Ora, um bem não pode ser diminuto e irrelevante, pois enquanto for diminuto não chega a ser um bem, e quando começa a ser um bem cessa de ser insignificante. Por que critério se reconhece um bem ? Quando é conforme à natureza de uma maneira absoluta.
“Tu dizes que todo o bem é conforme à natureza, pois tal é a sua propriedade. Dizes depois que há certas coisas conformes à natureza que não são bens. Mas porquê, afinal, é que aquele é um bem e estas outras coisas não o são? Se um e outras participam de um traço fundamental comum o serem conformes à natureza – de que modo é que aquele adquire uma propriedade que estas não possuem?”
Graças à sua própria magnitude. Não te dou novidade alguma se disser que há coisas’ que, ao crescer, se transmutam. À medida que um ser humano vai evoluindo, de recém-nascido até ao estado adulto, dá-se uma alteração nas suas propriedades: começou por ser irracional, depois torna-se racional. Com o crescimento, certas coisas não mudam apenas de tamanho, mudam também de natureza. Vais objetar-me que
“uma coisa não se torna diferente por se tornar maior.
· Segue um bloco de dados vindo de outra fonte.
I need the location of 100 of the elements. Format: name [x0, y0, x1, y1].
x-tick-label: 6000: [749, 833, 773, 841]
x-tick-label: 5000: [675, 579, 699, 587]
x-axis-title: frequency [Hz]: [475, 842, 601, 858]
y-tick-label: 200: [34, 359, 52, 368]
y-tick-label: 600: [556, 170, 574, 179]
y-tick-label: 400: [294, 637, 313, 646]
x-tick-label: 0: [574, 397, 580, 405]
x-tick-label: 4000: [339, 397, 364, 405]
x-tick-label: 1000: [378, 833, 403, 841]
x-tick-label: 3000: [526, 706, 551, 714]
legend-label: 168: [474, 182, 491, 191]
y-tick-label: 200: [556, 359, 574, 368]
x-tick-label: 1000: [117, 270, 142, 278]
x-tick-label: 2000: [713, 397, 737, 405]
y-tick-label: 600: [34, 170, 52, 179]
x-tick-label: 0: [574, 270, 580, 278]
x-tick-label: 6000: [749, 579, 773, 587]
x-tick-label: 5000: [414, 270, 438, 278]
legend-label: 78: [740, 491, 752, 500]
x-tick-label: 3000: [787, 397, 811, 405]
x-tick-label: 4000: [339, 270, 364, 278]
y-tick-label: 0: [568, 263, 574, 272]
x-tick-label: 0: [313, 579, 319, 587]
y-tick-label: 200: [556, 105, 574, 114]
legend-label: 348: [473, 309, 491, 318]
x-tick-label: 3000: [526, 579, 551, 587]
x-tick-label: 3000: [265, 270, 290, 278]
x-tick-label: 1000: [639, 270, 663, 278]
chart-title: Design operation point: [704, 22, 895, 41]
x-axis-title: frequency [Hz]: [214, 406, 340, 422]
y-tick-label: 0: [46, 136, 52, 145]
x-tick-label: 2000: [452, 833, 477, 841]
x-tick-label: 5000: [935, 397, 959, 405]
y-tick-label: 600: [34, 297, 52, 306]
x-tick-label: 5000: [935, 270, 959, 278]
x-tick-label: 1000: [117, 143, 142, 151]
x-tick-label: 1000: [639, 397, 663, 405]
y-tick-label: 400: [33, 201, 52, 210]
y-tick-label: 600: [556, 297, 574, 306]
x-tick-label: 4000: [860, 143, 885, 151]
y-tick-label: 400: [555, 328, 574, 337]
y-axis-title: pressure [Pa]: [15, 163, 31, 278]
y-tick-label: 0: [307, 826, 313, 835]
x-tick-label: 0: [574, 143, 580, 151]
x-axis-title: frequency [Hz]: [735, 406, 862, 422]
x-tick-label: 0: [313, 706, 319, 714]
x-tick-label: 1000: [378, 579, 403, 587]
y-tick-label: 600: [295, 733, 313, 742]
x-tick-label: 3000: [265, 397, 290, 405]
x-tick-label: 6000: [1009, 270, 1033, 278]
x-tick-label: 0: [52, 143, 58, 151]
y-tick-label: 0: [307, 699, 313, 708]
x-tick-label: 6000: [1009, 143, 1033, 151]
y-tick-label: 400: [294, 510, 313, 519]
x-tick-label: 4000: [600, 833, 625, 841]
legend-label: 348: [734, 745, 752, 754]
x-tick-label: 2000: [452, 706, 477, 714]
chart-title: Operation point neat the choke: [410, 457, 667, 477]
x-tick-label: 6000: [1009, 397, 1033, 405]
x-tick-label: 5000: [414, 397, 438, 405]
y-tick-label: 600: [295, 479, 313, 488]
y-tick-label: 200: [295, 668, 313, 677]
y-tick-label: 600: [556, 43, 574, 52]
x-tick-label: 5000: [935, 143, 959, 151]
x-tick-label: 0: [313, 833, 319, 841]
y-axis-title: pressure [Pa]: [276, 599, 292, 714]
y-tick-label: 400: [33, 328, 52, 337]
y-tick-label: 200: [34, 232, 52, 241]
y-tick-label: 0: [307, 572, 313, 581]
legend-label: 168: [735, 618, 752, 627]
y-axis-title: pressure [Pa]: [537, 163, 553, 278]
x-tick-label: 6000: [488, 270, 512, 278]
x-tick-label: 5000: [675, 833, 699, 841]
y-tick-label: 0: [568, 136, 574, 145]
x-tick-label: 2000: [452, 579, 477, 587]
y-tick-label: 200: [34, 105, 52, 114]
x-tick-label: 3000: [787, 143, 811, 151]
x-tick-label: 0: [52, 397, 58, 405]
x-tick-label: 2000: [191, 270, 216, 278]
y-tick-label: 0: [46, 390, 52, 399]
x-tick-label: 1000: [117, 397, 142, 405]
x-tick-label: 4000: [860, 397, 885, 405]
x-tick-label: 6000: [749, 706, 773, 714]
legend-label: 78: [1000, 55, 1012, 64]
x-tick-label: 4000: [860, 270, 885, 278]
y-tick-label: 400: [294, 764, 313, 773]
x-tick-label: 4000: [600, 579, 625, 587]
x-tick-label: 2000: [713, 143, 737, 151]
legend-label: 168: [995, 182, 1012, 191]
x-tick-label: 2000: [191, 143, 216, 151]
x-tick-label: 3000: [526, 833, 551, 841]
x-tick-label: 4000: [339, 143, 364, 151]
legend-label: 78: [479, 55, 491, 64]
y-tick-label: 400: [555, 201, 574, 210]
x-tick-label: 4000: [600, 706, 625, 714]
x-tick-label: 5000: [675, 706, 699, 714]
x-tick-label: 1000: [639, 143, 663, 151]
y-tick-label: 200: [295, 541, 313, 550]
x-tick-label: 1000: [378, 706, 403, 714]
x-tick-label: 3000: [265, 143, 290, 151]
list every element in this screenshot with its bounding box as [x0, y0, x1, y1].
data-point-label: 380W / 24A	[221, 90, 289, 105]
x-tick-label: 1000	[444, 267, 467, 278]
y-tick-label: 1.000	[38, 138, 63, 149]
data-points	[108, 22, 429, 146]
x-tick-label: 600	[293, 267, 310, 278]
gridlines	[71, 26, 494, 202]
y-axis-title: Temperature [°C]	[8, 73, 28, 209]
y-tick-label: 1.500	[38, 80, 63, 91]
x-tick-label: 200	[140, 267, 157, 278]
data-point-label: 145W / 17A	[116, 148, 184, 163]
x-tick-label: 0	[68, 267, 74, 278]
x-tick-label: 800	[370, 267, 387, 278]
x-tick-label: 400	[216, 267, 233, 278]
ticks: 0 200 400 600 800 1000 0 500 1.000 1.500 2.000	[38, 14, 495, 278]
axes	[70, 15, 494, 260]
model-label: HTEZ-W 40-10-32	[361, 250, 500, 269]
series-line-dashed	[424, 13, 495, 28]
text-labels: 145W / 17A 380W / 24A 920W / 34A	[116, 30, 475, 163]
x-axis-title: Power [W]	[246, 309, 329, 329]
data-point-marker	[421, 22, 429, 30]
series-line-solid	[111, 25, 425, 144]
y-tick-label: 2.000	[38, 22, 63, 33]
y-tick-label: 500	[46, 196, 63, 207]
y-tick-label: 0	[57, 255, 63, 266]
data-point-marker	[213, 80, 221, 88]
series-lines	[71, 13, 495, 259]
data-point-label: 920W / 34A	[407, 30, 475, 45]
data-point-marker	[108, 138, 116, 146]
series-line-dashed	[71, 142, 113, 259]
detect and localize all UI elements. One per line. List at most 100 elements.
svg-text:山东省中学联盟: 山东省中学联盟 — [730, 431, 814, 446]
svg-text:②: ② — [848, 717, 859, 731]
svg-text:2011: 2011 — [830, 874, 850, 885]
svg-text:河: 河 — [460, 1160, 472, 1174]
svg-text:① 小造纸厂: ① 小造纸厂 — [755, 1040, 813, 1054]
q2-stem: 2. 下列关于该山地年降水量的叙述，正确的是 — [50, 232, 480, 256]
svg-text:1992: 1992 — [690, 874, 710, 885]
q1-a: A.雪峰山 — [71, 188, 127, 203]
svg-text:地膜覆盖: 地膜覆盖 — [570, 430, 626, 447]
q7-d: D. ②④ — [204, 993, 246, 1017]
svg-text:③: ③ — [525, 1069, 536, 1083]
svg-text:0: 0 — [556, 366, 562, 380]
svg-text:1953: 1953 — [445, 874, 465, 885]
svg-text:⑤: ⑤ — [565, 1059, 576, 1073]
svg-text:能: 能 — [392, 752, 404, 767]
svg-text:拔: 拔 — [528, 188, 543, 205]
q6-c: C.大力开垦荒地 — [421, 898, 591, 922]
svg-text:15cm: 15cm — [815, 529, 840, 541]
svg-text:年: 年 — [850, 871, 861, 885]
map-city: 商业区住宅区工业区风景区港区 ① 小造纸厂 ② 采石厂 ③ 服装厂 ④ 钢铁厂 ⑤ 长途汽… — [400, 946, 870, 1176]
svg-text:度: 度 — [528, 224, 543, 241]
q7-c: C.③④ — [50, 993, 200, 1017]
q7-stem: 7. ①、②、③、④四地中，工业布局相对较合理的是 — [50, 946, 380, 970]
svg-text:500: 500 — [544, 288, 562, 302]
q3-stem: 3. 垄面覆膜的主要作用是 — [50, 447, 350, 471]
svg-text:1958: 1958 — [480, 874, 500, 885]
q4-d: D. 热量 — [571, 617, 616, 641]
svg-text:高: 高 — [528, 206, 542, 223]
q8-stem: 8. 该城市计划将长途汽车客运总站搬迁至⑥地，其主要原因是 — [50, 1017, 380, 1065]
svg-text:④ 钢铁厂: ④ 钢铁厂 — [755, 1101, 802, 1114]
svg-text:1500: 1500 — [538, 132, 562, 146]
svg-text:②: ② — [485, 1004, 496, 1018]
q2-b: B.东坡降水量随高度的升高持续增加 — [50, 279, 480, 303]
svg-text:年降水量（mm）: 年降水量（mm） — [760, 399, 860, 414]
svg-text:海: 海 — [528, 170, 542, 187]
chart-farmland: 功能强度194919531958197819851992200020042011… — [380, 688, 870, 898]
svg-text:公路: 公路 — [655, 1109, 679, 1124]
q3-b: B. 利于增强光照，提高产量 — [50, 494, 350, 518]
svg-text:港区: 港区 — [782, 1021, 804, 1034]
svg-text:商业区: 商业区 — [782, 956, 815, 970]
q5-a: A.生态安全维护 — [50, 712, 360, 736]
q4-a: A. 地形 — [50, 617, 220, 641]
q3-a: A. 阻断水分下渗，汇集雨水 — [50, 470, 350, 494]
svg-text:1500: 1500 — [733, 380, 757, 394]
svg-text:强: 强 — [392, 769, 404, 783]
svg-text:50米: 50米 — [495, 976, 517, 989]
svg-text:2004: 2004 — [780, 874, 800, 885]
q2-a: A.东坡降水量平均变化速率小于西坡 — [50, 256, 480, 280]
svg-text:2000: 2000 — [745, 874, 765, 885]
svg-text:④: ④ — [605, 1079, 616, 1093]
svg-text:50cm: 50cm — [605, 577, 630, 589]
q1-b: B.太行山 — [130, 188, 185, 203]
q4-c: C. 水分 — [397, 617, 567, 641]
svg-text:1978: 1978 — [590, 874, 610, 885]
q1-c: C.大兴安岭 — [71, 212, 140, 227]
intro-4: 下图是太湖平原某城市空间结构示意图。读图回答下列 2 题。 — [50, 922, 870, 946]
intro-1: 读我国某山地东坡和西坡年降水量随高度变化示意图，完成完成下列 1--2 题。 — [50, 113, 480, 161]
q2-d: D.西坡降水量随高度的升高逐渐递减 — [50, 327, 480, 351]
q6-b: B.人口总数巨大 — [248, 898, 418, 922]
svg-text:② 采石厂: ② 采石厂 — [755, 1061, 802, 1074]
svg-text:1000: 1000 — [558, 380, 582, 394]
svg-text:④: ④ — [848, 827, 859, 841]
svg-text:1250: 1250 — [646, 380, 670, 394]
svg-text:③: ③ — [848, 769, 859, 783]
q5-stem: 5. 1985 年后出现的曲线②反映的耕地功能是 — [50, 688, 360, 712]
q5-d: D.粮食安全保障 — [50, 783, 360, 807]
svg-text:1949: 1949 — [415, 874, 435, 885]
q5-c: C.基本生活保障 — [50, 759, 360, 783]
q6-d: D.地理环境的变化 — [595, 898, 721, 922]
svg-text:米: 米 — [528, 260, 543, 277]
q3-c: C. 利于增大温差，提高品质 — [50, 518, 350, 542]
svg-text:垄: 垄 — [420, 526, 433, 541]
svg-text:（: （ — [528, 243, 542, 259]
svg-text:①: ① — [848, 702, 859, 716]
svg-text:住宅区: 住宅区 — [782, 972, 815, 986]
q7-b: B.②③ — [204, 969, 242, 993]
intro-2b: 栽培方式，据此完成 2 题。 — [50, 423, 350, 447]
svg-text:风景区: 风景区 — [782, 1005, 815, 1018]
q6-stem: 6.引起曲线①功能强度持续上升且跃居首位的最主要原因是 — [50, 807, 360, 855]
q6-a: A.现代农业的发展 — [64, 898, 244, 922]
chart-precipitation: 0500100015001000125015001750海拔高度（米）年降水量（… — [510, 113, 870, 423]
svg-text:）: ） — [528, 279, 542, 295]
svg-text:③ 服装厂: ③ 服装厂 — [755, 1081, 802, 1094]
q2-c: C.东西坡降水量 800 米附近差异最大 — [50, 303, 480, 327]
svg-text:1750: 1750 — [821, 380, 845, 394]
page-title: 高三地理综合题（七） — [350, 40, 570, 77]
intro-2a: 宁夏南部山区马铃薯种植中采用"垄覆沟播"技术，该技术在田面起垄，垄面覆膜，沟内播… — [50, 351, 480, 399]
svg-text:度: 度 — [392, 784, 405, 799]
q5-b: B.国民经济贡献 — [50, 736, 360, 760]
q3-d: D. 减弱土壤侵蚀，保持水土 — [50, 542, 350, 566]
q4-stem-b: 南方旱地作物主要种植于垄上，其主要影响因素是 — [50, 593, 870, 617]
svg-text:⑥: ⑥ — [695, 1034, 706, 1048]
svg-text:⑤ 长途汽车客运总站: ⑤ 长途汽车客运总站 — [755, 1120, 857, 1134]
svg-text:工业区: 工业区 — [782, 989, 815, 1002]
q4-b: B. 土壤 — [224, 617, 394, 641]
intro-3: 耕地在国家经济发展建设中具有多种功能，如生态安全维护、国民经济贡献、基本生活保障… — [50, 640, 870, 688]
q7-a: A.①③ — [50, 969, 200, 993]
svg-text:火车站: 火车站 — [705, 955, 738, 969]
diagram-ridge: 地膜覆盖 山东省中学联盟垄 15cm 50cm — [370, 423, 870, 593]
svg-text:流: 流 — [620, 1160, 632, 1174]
Quer enchas de vinho uma garrafa ou um barril, o resultado é o mesmo: em ambos os recipientes as propriedades do vinho são as mesmas. Também o sabor de um bocadinho de mel é o mesmo que o de uma grande quantidade.”
Esses exemplos não são pertinentes: no vinho ou no mel há uma qualidade que permanece idêntica e que não se altera se aumentarmos a quantidade. Coisas há que, embora aumentando em quantidade, conservam a sua espécie e as suas propriedades; em outras, após muitos acrescentos, surge mais um acrescento final que as transforma e dá ao conjunto um carácter diferente do que tivera até então.
Um arco de abóbada depende de uma só pedra: aquela que se introduz como cunha no meio das arcadas laterais e, pelo seu próprio peso, as mantém em posição. Por que motivo esse último acrescento, embora quantitativamente diminuto, assume um papel tão decisivo ? Porque faz algo mais do que aumentar a quantidade: traz a plenitude.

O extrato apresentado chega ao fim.